1891– Woodland Park is incorporated in April, and Florissant is incorporated in July. A post office is established near the site of George Frost’s lake west of Florissant, and is named Lake George.
1892– Hayden Placer is formally incorporated as the town of Cripple Creek.
1894 – The Woods brothers finally get their year-old town incorporated as Victor.
1895 – The mining town of Guffey is founded due to a labor strike in nearby Cripple Creek.
1899 – The town of Crystola is organized by a group of psychics who claim to locate gold mines by using a crystal.
1901– Cripple Creek boom starts to wane and affects Florissant’s economy.
1907– A devastating fire destroys the west side of Florissant. Most of the properties burned were businesses and belonged to one man, Daniel Nevitt, a pioneer of the region.
1917– CMRR ceases to run due to WWI The line from Colorado Springs to Divide is later sold to the Midland Terminal Railroad Company, which had operated the line from Divide to Cripple Creek.
1922– CMRR is declared bankrupt. The rails are pulled up to pay off debts.
1924 – Much of the CMRR rail bed becomes the foundation for Hwy 24.
1949 – The Midland Terminal Railroad Company ceases operating its line from Colorado Springs to Divide to Cripple Creek.
1960 – The Florissant School is shut down and the teacherage is moved to Woodland Park.
1969 – The Florissant Fossil Beds become a National Monument, which starts to bring the tourists back to Florissant.
1991– Mueller State Park is established and formally opens and the old Florissant Schoolhouse is placed on the National Register of Historic places.

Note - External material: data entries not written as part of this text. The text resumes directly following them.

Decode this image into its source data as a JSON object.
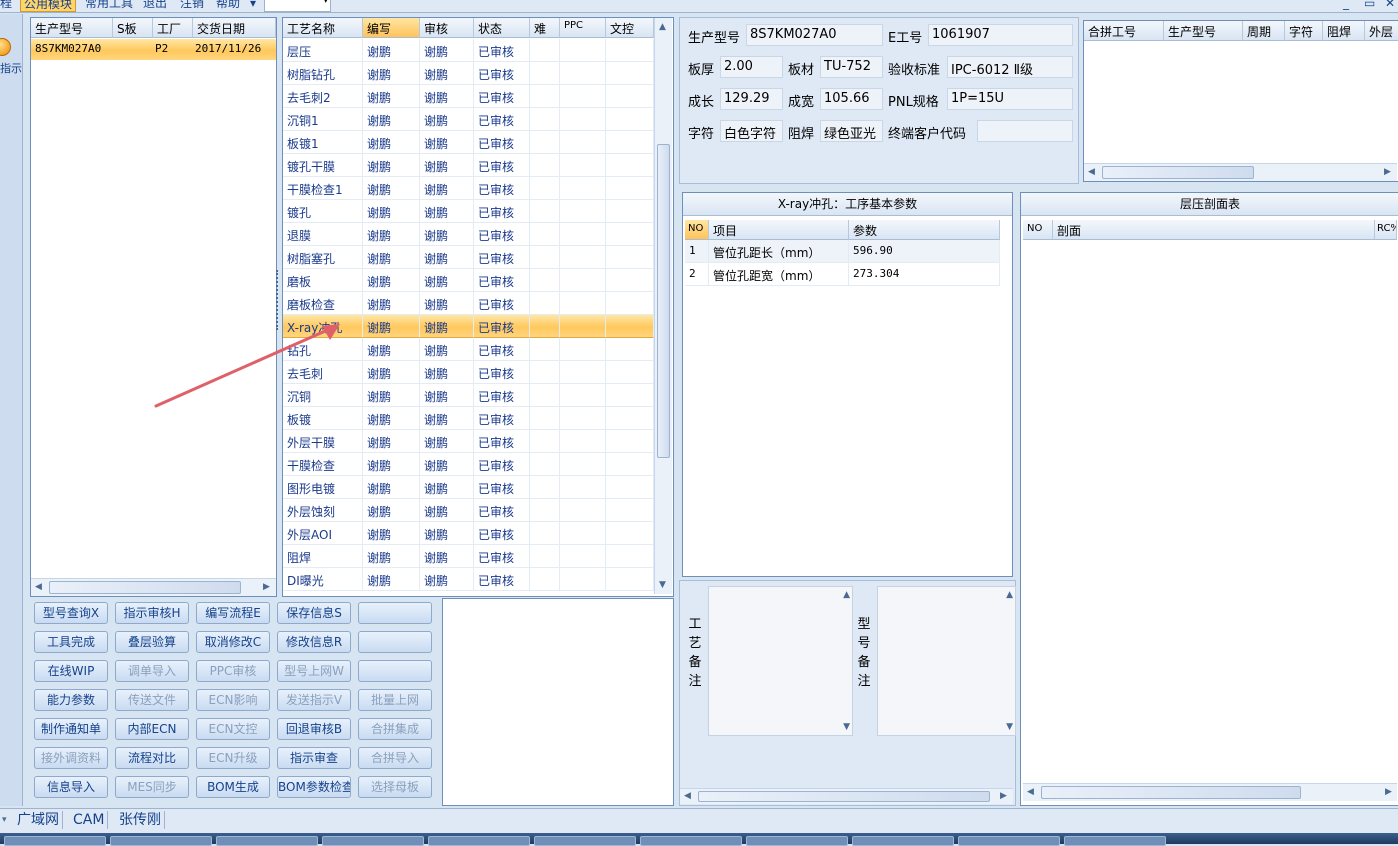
{
  "menu": {
    "items": [
      "程",
      "公用模块",
      "常用工具",
      "退出",
      "注销",
      "帮助"
    ],
    "active_index": 1,
    "combo_value": "",
    "window_controls": [
      "_",
      "▭",
      "✕"
    ]
  },
  "left_strip": {
    "button_label": "指示"
  },
  "model_grid": {
    "columns": [
      "生产型号",
      "S板",
      "工厂",
      "交货日期"
    ],
    "rows": [
      [
        "8S7KM027A0",
        "",
        "P2",
        "2017/11/26"
      ]
    ]
  },
  "process_grid": {
    "columns": [
      "工艺名称",
      "编写",
      "审核",
      "状态",
      "难",
      "PPC",
      "文控"
    ],
    "selected_index": 12,
    "rows": [
      [
        "层压",
        "谢鹏",
        "谢鹏",
        "已审核"
      ],
      [
        "树脂钻孔",
        "谢鹏",
        "谢鹏",
        "已审核"
      ],
      [
        "去毛刺2",
        "谢鹏",
        "谢鹏",
        "已审核"
      ],
      [
        "沉铜1",
        "谢鹏",
        "谢鹏",
        "已审核"
      ],
      [
        "板镀1",
        "谢鹏",
        "谢鹏",
        "已审核"
      ],
      [
        "镀孔干膜",
        "谢鹏",
        "谢鹏",
        "已审核"
      ],
      [
        "干膜检查1",
        "谢鹏",
        "谢鹏",
        "已审核"
      ],
      [
        "镀孔",
        "谢鹏",
        "谢鹏",
        "已审核"
      ],
      [
        "退膜",
        "谢鹏",
        "谢鹏",
        "已审核"
      ],
      [
        "树脂塞孔",
        "谢鹏",
        "谢鹏",
        "已审核"
      ],
      [
        "磨板",
        "谢鹏",
        "谢鹏",
        "已审核"
      ],
      [
        "磨板检查",
        "谢鹏",
        "谢鹏",
        "已审核"
      ],
      [
        "X-ray冲孔",
        "谢鹏",
        "谢鹏",
        "已审核"
      ],
      [
        "钻孔",
        "谢鹏",
        "谢鹏",
        "已审核"
      ],
      [
        "去毛刺",
        "谢鹏",
        "谢鹏",
        "已审核"
      ],
      [
        "沉铜",
        "谢鹏",
        "谢鹏",
        "已审核"
      ],
      [
        "板镀",
        "谢鹏",
        "谢鹏",
        "已审核"
      ],
      [
        "外层干膜",
        "谢鹏",
        "谢鹏",
        "已审核"
      ],
      [
        "干膜检查",
        "谢鹏",
        "谢鹏",
        "已审核"
      ],
      [
        "图形电镀",
        "谢鹏",
        "谢鹏",
        "已审核"
      ],
      [
        "外层蚀刻",
        "谢鹏",
        "谢鹏",
        "已审核"
      ],
      [
        "外层AOI",
        "谢鹏",
        "谢鹏",
        "已审核"
      ],
      [
        "阻焊",
        "谢鹏",
        "谢鹏",
        "已审核"
      ],
      [
        "DI曝光",
        "谢鹏",
        "谢鹏",
        "已审核"
      ]
    ]
  },
  "buttons": [
    [
      {
        "label": "型号查询X",
        "enabled": true
      },
      {
        "label": "指示审核H",
        "enabled": true
      },
      {
        "label": "编写流程E",
        "enabled": true
      },
      {
        "label": "保存信息S",
        "enabled": true
      },
      {
        "label": "",
        "enabled": true
      }
    ],
    [
      {
        "label": "工具完成",
        "enabled": true
      },
      {
        "label": "叠层验算",
        "enabled": true
      },
      {
        "label": "取消修改C",
        "enabled": true
      },
      {
        "label": "修改信息R",
        "enabled": true
      },
      {
        "label": "",
        "enabled": true
      }
    ],
    [
      {
        "label": "在线WIP",
        "enabled": true
      },
      {
        "label": "调单导入",
        "enabled": false
      },
      {
        "label": "PPC审核",
        "enabled": false
      },
      {
        "label": "型号上网W",
        "enabled": false
      },
      {
        "label": "",
        "enabled": true
      }
    ],
    [
      {
        "label": "能力参数",
        "enabled": true
      },
      {
        "label": "传送文件",
        "enabled": false
      },
      {
        "label": "ECN影响",
        "enabled": false
      },
      {
        "label": "发送指示V",
        "enabled": false
      },
      {
        "label": "批量上网",
        "enabled": false
      }
    ],
    [
      {
        "label": "制作通知单",
        "enabled": true
      },
      {
        "label": "内部ECN",
        "enabled": true
      },
      {
        "label": "ECN文控",
        "enabled": false
      },
      {
        "label": "回退审核B",
        "enabled": true
      },
      {
        "label": "合拼集成",
        "enabled": false
      }
    ],
    [
      {
        "label": "接外调资料",
        "enabled": false
      },
      {
        "label": "流程对比",
        "enabled": true
      },
      {
        "label": "ECN升级",
        "enabled": false
      },
      {
        "label": "指示审查",
        "enabled": true
      },
      {
        "label": "合拼导入",
        "enabled": false
      }
    ],
    [
      {
        "label": "信息导入",
        "enabled": true
      },
      {
        "label": "MES同步",
        "enabled": false
      },
      {
        "label": "BOM生成",
        "enabled": true
      },
      {
        "label": "BOM参数检查",
        "enabled": true
      },
      {
        "label": "选择母板",
        "enabled": false
      }
    ]
  ],
  "info": {
    "model_label": "生产型号",
    "model_value": "8S7KM027A0",
    "eno_label": "E工号",
    "eno_value": "1061907",
    "thickness_label": "板厚",
    "thickness_value": "2.00",
    "material_label": "板材",
    "material_value": "TU-752",
    "standard_label": "验收标准",
    "standard_value": "IPC-6012 Ⅱ级",
    "length_label": "成长",
    "length_value": "129.29",
    "width_label": "成宽",
    "width_value": "105.66",
    "pnl_label": "PNL规格",
    "pnl_value": "1P=15U",
    "char_label": "字符",
    "char_value": "白色字符",
    "mask_label": "阻焊",
    "mask_value": "绿色亚光",
    "customer_label": "终端客户代码",
    "customer_value": ""
  },
  "merge_grid": {
    "columns": [
      "合拼工号",
      "生产型号",
      "周期",
      "字符",
      "阻焊",
      "外层"
    ]
  },
  "xray": {
    "title": "X-ray冲孔：工序基本参数",
    "columns": [
      "NO",
      "项目",
      "参数"
    ],
    "rows": [
      [
        "1",
        "管位孔距长（mm）",
        "596.90"
      ],
      [
        "2",
        "管位孔距宽（mm）",
        "273.304"
      ]
    ]
  },
  "layer": {
    "title": "层压剖面表",
    "columns": [
      "NO",
      "剖面",
      "RC%"
    ]
  },
  "remarks": {
    "process_label": "工艺备注",
    "model_label": "型号备注"
  },
  "status": {
    "items": [
      "广域网",
      "CAM",
      "张传刚"
    ]
  },
  "colors": {
    "selection": "#ffc85d",
    "accent": "#15428b",
    "annotation_arrow": "#e0606a"
  }
}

1993 – The Florissant Heritage Foundation (Pikes Peak Historical Society) is awarded a grant to restore the old school. The teacherage is restored with donations and it houses the Florissant Heritage Museum.
1999 – Teller County celebrates its centennial. The Florissant Heritage Foundation (PPHS) hosts a Pow Wow to celebrate, and returns the Ute people to their ancestral lands for the first time in over 120 years. This becomes an annual tradition, and the Foundation establishes an endowment fund to bring the Ute People home for a week each year.
1999 – The Florissant Heritage Foundation (PPHS) installs three 4 foot by 8 foot sandstone “Florissant” signs on each edge of town.
2001– The Florissant Heritage Foundation changes its name to the Pikes Peak Historical Society.
2005 – The Pikes Peak Historical Society opens the new Pikes Peak Historical Society Museum with a bequest from Chuck Walts, grandson of Count Louis Otto De Pourtales.